The best manner of preparing for the last moment is to spend all the preceding well. The Christian life is a long and continued tendency toward the Eternal Goodness. Our happiness consists in thirsting for it. This thirst is prayer. Ever desire to approach your Creator, and you will never cease to pray. Do not think it necessary to pronounce many words. The best of all prayers is to act with a pure intention, a continual reference to the will of God.

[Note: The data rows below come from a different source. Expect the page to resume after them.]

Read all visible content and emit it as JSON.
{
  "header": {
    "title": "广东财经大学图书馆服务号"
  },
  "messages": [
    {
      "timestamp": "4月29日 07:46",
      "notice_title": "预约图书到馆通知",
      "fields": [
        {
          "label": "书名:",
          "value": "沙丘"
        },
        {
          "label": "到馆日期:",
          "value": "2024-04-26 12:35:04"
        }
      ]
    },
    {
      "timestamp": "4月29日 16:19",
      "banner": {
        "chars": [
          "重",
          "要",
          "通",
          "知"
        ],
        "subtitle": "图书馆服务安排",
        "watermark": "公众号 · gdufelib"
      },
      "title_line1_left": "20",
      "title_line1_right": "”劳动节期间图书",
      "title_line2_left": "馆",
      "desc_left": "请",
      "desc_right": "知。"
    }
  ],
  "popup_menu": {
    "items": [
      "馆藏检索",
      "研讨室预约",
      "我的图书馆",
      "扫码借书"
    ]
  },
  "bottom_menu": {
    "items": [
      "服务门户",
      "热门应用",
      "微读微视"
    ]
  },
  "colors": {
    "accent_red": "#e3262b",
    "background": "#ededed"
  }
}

Francis Fenelon, born Aug. 6, 1651.

AUGUST 7.

The witness of History to Christ has ever seemed to my mind the most convincing external evidence of our faith. We read the systems of ancient philosophy, and in spite of great and noble elements in which they abound, we see their incapacity to regenerate the world. Then we see the light of Christianity dawning. It breathes a new life, a new hope, and a new holiness into a guilty and decrepit world. We see the work grow and spread. And we recall the principle the wise Rabbi uttered, "If this work be of men, it will come to nought; but if of God, ye cannot overthrow it."

Frederic W. Farrar, born Aug. 7, 1831.

AUGUST 8.

We humbly believe the day is fast approaching when He whom Jews crucified, and whose revelation Christians have often disgraced, will break down the partition between them, and make both races one in religion, in heart, and life-Semite and Aryan, Jew and Gentile, united to bless and evangelize the world. F. W. Farrar.